Cities also have a history of innovation following disasters. When cholera outbreaks shook 19th century London, for example, cities updated infrastructure to establish sewage systems. And we see this adaptability playing out right now, as metro areas adjust to COVID-19 restrictions.
Paris Mayor Anne Hidalgo has added more than 30 miles of new bike lanes within the city and more than 60 miles in the inner suburbs. Since last March, cities from Mexico City to Milan to Bogota have made similar, carbon-friendly road changes, with one database listing almost 1,400 actions taken across the world.
It’s unclear how many of these changes will stick, but clearing space for more walking and biking is clearly in cities’ — and the Planet’s — best interests. Business-as-usual projections show that cities’ temperatures could rise 4.4 degrees Celsius by 2100.
What cities do right now could change that, though. If just 15% of city dwellers biked instead of drove, for example, total urban CO2 emissions could fall 12%.
“The situation is urgent, but I am confident because I know I am not alone in this battle,” Hidalgo wrote for TIME in 2019. “There are more and more of us fighting for a different vision of the world — a world that takes care of our most precious resources: the air we breathe, the water we drink, and the places we share.”
Luckily, cities aren’t wasting time. Hidalgo and others recently launched the 1,000 Cities Adapt Now program, which focuses on advancing an inclusive and resilient COVID-19 recovery while creating a pathway for cities to combat climate threats.
Of course, it’ll take more than bike lanes to slow climate change. That’s why cities must also improve access to safe, efficient public transportation, as laid out by the climate task force C40 cities.

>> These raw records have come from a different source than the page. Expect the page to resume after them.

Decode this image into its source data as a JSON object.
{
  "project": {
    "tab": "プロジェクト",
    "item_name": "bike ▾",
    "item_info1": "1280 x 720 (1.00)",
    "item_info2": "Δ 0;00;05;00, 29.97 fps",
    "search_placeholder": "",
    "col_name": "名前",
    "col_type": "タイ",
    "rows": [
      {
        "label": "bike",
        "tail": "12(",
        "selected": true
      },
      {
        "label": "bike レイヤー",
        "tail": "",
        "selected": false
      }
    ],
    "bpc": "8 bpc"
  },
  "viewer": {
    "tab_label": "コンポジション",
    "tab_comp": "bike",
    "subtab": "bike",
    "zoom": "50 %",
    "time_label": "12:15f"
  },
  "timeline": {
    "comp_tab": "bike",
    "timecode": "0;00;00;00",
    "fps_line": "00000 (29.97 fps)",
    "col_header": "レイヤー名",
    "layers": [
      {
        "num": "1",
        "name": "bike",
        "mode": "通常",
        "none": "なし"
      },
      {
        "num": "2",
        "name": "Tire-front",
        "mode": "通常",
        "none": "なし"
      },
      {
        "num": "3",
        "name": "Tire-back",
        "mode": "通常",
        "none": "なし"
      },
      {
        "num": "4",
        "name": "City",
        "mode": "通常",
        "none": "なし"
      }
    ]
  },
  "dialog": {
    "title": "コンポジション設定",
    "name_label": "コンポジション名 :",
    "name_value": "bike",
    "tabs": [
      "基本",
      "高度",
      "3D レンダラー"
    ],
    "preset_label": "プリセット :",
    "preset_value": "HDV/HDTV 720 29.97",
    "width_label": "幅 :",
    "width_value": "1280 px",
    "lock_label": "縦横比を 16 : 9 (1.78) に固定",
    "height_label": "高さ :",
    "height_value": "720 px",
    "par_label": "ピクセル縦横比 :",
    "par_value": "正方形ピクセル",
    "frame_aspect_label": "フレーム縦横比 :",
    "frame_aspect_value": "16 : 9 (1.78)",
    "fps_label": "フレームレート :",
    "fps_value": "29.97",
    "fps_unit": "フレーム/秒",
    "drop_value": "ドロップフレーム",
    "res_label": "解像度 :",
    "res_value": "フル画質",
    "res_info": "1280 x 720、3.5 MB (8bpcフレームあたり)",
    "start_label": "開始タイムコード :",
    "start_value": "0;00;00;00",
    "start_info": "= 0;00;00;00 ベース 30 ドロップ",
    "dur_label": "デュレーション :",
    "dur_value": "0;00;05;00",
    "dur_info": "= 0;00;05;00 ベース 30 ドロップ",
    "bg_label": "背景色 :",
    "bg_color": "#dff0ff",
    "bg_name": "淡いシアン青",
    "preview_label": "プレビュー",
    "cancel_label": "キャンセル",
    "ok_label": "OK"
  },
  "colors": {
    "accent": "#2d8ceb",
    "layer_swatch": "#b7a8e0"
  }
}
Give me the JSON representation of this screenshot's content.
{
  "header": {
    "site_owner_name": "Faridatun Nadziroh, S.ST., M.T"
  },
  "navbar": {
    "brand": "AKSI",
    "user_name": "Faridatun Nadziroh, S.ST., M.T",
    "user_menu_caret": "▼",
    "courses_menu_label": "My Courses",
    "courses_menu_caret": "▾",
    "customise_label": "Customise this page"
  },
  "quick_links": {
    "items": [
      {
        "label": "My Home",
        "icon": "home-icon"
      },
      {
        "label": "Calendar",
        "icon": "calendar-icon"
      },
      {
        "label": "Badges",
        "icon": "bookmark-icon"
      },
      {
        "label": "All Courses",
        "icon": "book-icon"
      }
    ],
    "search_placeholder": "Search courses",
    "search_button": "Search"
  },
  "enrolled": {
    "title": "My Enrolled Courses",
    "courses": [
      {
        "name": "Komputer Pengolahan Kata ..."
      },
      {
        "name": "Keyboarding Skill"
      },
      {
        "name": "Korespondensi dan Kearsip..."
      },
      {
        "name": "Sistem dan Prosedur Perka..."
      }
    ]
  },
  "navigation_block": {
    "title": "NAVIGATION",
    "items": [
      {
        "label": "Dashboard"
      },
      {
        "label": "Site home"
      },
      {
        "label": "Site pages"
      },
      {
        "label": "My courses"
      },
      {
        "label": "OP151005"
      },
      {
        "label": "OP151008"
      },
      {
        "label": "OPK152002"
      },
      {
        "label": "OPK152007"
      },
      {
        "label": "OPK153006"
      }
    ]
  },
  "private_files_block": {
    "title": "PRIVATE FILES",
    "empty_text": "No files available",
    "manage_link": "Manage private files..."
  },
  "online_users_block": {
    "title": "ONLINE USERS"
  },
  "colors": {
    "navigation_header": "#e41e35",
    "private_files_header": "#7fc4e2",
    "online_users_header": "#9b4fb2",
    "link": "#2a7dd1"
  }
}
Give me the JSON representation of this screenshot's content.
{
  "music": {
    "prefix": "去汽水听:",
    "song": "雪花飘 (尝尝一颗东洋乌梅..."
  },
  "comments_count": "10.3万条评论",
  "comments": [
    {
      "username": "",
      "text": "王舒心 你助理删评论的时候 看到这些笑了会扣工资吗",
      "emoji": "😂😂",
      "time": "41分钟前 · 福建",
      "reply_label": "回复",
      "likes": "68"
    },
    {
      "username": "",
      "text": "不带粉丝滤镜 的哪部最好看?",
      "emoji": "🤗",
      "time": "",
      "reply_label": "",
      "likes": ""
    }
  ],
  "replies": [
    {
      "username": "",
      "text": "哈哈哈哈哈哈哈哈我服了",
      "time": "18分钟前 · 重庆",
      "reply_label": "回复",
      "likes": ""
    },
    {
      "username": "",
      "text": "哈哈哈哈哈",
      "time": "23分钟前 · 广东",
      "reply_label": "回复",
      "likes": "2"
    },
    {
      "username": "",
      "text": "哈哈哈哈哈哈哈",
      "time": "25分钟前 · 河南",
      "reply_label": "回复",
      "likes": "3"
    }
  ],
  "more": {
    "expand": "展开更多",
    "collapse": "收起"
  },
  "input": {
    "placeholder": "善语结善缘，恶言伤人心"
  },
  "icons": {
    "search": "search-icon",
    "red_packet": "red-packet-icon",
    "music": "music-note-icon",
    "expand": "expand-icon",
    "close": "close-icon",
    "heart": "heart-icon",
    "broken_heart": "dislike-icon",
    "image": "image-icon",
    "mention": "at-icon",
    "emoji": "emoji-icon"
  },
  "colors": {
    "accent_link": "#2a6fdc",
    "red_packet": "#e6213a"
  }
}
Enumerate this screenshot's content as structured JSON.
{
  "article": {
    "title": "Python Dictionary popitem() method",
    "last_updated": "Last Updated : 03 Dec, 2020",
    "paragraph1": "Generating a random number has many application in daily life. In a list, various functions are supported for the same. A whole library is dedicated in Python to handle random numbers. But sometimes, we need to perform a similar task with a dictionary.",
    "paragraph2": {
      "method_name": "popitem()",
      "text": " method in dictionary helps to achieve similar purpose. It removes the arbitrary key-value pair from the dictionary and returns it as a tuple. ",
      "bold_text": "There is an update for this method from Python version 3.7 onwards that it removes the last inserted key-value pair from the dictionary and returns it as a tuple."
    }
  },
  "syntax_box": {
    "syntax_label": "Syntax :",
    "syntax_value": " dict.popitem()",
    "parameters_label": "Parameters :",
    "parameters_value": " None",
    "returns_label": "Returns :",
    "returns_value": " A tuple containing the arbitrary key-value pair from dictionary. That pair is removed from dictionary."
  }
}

Adding urban green areas is another way to help the Planet. And for this, cities shouldn’t wait until after the pandemic: One study published last year found that urban nature is one of the best ways metro areas can support residents in times of isolation.
Right now, green spaces are less available in low-income communities, which have been hardest hit by COVID-19 and climate impacts like extreme heat. As we emerge from the pandemic, leaders must also keep equity at the front of their minds.
Experts now believe big cities will make a comeback as we get a hold of COVID-19. But given the state of the Planet, we can’t go back to business as usual. While cities are poised to face the brunt of climate change, they’re also best suited to address the impacts already here.